Brianna Lea Pruett: The Best of What’s Next

Music Features Brianna Lea Pruett

Hometown: Gold Country, Calif.
Albums: Gypsy Bells
For Fans Of: Gillian Welch, Emmylou Harris, John Steinbeck

Quite frankly, Brianna Lea Pruett has lived more than most of us. Not in duration of time. No, she’s a spritely 30 years old. Pruett has long dropped out of high school, moved to the Big City and back, celebrated marriage (and its dissolution), endured fame-by-association and established herself as an all-around, multidisciplinary, self-sustaining artist. She has an IMDB page, poetry in the process of submission for journals, paintings for sale and a debut album that just dropped on Canyon Records. But lest one infer that Gypsy Bells is Pruett’s first record, quell those assumptions. It’s just her first with a record contract.

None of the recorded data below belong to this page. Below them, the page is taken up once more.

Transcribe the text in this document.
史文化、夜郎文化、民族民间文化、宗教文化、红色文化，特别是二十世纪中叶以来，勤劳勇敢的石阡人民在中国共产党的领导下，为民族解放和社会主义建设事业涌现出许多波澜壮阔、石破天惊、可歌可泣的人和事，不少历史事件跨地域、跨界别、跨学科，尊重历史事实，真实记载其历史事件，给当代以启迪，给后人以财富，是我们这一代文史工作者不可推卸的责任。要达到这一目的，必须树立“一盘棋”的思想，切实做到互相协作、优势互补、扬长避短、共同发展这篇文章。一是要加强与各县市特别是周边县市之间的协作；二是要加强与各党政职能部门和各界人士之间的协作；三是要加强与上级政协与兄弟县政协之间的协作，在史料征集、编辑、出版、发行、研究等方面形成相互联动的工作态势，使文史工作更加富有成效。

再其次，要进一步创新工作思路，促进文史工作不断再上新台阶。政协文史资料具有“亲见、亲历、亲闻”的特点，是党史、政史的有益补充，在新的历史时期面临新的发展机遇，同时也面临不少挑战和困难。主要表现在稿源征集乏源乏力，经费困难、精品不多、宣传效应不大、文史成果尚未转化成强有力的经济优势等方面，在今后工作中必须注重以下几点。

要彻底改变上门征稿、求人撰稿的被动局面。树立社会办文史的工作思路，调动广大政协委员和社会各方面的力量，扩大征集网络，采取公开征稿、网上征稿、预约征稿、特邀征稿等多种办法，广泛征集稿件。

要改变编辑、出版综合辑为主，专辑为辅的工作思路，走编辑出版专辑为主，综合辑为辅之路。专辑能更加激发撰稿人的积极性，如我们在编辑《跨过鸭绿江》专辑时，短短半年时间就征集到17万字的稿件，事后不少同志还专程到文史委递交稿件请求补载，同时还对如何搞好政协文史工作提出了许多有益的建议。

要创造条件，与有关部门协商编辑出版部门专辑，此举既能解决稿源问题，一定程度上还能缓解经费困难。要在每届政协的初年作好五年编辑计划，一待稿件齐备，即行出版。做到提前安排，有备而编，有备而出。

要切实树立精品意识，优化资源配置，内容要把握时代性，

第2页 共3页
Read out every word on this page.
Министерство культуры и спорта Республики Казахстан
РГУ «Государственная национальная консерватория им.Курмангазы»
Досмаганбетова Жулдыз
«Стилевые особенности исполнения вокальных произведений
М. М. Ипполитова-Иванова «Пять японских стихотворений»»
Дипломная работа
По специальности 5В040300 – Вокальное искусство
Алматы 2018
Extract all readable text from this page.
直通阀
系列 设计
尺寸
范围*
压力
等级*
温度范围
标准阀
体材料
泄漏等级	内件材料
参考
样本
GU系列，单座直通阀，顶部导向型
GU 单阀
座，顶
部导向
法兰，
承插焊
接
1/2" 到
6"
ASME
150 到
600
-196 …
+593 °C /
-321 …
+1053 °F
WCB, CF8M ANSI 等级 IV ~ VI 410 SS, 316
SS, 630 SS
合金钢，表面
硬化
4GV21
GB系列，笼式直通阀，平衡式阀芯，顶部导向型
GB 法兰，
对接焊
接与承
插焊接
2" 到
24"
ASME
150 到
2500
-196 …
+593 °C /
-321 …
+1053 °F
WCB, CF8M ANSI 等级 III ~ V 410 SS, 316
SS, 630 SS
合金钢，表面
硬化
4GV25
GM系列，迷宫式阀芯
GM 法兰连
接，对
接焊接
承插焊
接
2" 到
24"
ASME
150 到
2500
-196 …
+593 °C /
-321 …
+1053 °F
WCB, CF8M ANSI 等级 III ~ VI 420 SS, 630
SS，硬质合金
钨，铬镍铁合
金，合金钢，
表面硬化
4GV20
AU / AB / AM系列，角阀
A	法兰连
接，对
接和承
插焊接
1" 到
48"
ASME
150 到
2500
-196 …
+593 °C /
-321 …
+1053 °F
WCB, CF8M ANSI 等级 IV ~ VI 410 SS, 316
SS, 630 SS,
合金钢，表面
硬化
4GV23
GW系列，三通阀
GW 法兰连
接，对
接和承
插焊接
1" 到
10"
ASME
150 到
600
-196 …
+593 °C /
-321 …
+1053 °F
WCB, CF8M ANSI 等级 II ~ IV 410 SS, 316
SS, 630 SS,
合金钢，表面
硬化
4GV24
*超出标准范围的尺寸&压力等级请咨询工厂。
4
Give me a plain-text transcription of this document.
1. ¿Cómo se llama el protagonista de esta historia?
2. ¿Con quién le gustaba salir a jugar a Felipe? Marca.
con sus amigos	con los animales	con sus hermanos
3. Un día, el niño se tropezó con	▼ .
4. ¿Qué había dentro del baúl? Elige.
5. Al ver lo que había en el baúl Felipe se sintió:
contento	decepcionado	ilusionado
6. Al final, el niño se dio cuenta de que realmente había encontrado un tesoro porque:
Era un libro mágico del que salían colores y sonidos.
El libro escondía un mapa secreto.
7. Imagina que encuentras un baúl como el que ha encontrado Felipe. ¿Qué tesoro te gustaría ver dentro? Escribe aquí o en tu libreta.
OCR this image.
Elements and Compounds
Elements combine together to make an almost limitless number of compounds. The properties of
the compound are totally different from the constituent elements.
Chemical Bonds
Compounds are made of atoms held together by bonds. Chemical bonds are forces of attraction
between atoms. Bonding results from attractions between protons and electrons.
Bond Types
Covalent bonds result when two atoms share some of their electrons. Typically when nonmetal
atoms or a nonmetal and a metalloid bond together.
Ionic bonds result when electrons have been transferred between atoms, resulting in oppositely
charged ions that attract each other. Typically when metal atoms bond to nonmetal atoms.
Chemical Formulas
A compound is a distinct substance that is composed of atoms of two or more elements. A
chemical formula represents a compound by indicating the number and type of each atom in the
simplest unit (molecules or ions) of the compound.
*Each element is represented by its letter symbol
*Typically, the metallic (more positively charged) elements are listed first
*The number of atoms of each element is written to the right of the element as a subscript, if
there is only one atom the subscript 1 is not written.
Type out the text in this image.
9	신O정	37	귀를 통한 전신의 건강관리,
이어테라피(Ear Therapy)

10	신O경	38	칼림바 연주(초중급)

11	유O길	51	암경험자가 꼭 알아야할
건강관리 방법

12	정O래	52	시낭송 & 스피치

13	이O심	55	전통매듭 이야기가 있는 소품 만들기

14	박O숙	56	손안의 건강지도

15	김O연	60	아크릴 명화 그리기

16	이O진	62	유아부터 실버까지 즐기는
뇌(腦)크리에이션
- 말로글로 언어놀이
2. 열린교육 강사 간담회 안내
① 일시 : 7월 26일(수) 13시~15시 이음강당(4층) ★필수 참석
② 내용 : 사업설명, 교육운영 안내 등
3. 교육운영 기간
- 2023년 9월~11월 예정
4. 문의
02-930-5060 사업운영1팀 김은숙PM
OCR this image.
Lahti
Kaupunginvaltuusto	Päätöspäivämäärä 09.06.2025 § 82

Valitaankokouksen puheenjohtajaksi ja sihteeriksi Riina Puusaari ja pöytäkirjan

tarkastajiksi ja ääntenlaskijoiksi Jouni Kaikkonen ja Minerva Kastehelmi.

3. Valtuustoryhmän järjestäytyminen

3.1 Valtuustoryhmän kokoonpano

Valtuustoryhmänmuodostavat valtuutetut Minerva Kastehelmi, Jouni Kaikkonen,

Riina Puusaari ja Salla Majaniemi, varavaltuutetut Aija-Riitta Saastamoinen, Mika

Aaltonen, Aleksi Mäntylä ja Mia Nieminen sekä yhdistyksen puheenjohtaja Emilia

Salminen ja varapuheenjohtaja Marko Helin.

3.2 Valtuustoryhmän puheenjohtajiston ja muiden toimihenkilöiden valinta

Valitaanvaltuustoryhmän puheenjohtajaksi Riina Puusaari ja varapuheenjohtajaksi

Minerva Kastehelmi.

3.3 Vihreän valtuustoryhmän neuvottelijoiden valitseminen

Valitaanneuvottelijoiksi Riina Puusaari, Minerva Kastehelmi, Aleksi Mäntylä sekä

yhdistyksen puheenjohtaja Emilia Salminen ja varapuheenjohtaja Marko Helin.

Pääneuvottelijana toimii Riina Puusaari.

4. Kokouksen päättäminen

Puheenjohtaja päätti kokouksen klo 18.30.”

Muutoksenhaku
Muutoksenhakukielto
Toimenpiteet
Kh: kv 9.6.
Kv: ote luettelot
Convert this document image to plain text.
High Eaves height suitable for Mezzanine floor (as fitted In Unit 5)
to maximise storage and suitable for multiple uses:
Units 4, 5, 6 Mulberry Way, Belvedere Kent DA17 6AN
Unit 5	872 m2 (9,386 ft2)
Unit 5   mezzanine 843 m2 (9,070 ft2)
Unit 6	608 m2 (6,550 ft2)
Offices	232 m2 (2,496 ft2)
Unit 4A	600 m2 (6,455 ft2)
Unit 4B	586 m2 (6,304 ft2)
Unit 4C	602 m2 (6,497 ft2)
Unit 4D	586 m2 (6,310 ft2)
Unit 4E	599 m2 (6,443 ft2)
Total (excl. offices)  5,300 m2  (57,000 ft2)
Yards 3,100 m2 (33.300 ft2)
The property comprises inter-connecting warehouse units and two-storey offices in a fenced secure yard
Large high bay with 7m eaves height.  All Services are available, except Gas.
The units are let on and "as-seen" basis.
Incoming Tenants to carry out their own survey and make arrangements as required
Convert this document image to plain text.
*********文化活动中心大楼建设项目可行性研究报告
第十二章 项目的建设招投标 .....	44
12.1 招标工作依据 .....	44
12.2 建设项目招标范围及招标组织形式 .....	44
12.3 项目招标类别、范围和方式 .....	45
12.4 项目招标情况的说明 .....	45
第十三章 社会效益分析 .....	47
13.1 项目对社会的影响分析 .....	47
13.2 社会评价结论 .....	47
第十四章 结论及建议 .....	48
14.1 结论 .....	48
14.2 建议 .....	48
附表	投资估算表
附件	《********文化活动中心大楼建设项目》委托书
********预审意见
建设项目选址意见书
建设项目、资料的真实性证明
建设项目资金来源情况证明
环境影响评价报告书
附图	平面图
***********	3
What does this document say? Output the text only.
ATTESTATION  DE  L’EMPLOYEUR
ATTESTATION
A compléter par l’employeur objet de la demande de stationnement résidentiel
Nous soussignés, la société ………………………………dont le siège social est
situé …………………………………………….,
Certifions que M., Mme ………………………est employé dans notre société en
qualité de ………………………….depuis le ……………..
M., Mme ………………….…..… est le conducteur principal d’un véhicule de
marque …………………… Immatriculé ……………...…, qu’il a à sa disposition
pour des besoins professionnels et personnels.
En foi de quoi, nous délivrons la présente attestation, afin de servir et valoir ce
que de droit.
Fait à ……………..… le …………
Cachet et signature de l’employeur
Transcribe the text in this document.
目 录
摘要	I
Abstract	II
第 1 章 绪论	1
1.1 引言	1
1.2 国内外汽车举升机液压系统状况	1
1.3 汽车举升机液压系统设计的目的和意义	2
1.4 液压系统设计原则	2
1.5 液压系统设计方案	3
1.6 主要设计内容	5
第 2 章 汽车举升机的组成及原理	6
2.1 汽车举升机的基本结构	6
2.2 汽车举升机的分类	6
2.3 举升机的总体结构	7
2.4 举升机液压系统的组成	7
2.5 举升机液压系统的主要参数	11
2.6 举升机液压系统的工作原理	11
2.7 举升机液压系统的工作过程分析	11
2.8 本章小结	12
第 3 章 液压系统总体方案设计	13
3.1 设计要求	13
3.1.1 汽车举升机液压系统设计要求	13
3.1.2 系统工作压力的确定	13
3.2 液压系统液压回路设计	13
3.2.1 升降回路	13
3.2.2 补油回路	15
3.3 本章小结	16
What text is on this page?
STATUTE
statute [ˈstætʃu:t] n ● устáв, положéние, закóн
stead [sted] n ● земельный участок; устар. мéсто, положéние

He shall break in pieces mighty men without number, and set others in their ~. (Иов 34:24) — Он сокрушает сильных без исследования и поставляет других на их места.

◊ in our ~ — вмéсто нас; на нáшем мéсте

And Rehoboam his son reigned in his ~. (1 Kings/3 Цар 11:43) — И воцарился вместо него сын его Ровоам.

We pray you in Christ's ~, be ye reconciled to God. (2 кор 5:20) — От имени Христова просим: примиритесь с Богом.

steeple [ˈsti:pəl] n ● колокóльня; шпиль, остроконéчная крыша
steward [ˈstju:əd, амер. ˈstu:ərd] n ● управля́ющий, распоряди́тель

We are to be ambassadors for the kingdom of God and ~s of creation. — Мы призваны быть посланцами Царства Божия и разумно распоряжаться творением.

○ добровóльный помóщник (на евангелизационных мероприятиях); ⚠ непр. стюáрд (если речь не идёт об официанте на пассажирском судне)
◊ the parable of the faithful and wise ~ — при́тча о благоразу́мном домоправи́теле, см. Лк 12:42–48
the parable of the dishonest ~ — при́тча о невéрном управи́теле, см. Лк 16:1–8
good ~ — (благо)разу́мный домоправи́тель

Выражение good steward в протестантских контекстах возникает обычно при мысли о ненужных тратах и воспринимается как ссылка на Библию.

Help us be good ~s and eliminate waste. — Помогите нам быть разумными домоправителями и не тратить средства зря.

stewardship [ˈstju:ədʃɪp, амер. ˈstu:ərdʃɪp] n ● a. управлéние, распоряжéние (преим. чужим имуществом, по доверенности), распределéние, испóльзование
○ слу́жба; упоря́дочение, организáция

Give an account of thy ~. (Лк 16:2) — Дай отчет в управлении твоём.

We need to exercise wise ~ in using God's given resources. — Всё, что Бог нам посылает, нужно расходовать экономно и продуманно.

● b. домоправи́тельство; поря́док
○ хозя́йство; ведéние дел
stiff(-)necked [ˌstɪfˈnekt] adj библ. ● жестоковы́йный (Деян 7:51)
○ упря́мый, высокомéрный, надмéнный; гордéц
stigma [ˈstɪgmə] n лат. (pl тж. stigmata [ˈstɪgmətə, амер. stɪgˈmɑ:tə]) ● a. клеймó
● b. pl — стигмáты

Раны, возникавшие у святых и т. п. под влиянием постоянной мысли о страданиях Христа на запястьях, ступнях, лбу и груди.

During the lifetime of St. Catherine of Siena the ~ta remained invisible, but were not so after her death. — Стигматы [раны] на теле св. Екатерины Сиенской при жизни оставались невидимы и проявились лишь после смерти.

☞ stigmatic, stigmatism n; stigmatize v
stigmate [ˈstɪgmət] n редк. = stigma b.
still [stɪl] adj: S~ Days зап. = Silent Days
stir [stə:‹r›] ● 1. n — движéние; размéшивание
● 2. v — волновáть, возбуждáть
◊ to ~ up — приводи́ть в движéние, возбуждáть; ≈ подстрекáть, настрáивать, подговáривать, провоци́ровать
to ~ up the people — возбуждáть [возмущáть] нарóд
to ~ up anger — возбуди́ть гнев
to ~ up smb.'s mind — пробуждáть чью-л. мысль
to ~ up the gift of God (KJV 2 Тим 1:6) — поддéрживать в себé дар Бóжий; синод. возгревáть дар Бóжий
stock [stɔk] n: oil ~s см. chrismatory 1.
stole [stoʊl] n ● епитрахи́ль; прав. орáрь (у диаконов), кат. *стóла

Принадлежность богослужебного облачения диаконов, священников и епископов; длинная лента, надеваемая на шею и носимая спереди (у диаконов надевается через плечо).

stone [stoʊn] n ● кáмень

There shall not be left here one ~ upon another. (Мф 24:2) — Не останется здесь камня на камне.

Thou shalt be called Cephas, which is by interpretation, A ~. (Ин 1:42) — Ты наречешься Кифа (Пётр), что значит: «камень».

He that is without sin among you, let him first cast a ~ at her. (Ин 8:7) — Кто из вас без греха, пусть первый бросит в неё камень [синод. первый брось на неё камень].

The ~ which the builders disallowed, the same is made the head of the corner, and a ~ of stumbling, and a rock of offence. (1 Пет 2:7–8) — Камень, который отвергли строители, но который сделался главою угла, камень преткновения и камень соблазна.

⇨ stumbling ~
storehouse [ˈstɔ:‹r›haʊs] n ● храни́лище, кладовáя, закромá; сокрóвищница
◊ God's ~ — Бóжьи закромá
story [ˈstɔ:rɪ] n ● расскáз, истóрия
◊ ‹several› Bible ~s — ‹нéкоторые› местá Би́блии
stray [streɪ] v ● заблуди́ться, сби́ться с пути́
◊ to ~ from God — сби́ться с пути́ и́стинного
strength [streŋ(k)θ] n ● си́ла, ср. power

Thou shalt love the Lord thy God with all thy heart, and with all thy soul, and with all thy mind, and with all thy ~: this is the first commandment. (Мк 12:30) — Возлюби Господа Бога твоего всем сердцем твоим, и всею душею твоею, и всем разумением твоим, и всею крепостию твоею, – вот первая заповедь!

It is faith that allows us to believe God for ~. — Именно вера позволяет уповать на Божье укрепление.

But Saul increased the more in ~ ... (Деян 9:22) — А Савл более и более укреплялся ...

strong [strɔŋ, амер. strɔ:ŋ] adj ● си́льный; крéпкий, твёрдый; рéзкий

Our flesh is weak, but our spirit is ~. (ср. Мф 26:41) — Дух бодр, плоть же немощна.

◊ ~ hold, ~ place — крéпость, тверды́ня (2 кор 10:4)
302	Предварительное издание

The budding narrative surrounding Pruett begins with her roots. Her Native American Cherokee, Choctaw and Chickasaw heritage proves compelling fodder for creating a media persona that’s built upon her musical and lyrical tendencies. But in conversation, the self-described blond-haired, blue-eyed Pruett speaks less of these easily ascertainable facts and more about her fascination with the larger life questions: “How did I get here? “What are those people’s stories that put me here?”

Tracing her history for context, she begins, “My father was born in San Joaquin County and my dad’s family is mixed Native and European settlers immigrants and they moved from Oklahoma and Arkansas post-relocation out to California in the early 1900s when it was popular to have a farm and a ranch and also pursue another profession. My mom’s family is mixed European, like Mormon immigrants, and my parents met because both sides of my family had done that, come out to California seeking the farm life that was out here.”

She continues, “If you were really living a good life here in California in the early part of [the century], you were owning land, raising a family and having a profession. Both sides of my family did that. I’m really influenced by that and influenced by my family’s interaction with different histories and historical figures.”

Pruett, while cautious, is a force of unflappable self-assuredness. She takes pride in her heritage and her multi-sensory creative outpouring and how they intertwine. “I don’t label myself as Native American,” she says. “My official ethnicity is that, but I can actually choose. And that’s because of how I look.

“I don’t bead and feather myself….I don’t fringe myself. I don’t face-paint myself. I’m an urban girl. My family is from farming family, but I really grew up urban, so I try to be accurate about where I’m from. I think that’s something that is positive.”

And although Gypsy Bells was just released on Canyon Records, a traditionally Native American label, Pruett’s sound aligns much more with that of an indie singer-songwriter. Her suave alto wavers over acoustics guitars that are sometimes punctuated by twangy electric fills like in “Seeds of Love,” arpeggiated piano intros in “Under Your Wing” and flute solos in “Red Jacket.” And in terms of storytelling, Gypsy Bells rings with historical fiction rooted in Westward Expansion and the Gold Rush, as exemplified in the Grapes of Wrath-feeling “New Life.”

““I’m just so surprised, delighted and excited by my relationship with Canyon,” she says. Gypsy Bells is the first vinyl record they’ve released in 30 years and Pruett is their first indie artist. “I choose to represent myself as a human and an artist first and attend to my art first,” she says. “But Canyon is a Native American label and they are really innovative by putting something out with me, being a business partner with me, who is so evasive of labels.”

Next month sees Pruett’s album release party with The Shants at San Francisco’s Amnesia. In the New Year, she’ll begin a six-week U.S. tour in support of Gypsy Bells. But with so many projects in motion, Pruett has numerous ideas of what she wants to focus on next. It could be another album, for which she already has a number of demos and a songbook of more than 300 tracks from which to draw. Or, it could be shooting one of her three feature-length movie scripts that she has written. She might work on submitting her collection of short films to film festivals, continue sending poems to publications, or manage some combination thereof.

“I’m doing a lot of things,” she admits, standing her ground. “I don’t feel overwhelmed by it, but sometimes other people go, ‘Oh my god, how can you be doing so many things?’ Or sometimes they’ll be like, ‘Oh, you’re doing too many things.’

“But I’m like, ‘Is anything really suffering? No, it’s really not. Well then I’m fine.”

For now, Pruett is riding out Gypsy Bells’ adventures wherever they may take her. “I’ve been able to do all my things that I love pretty easily,” she maintains. “I got behind myself and pushed.”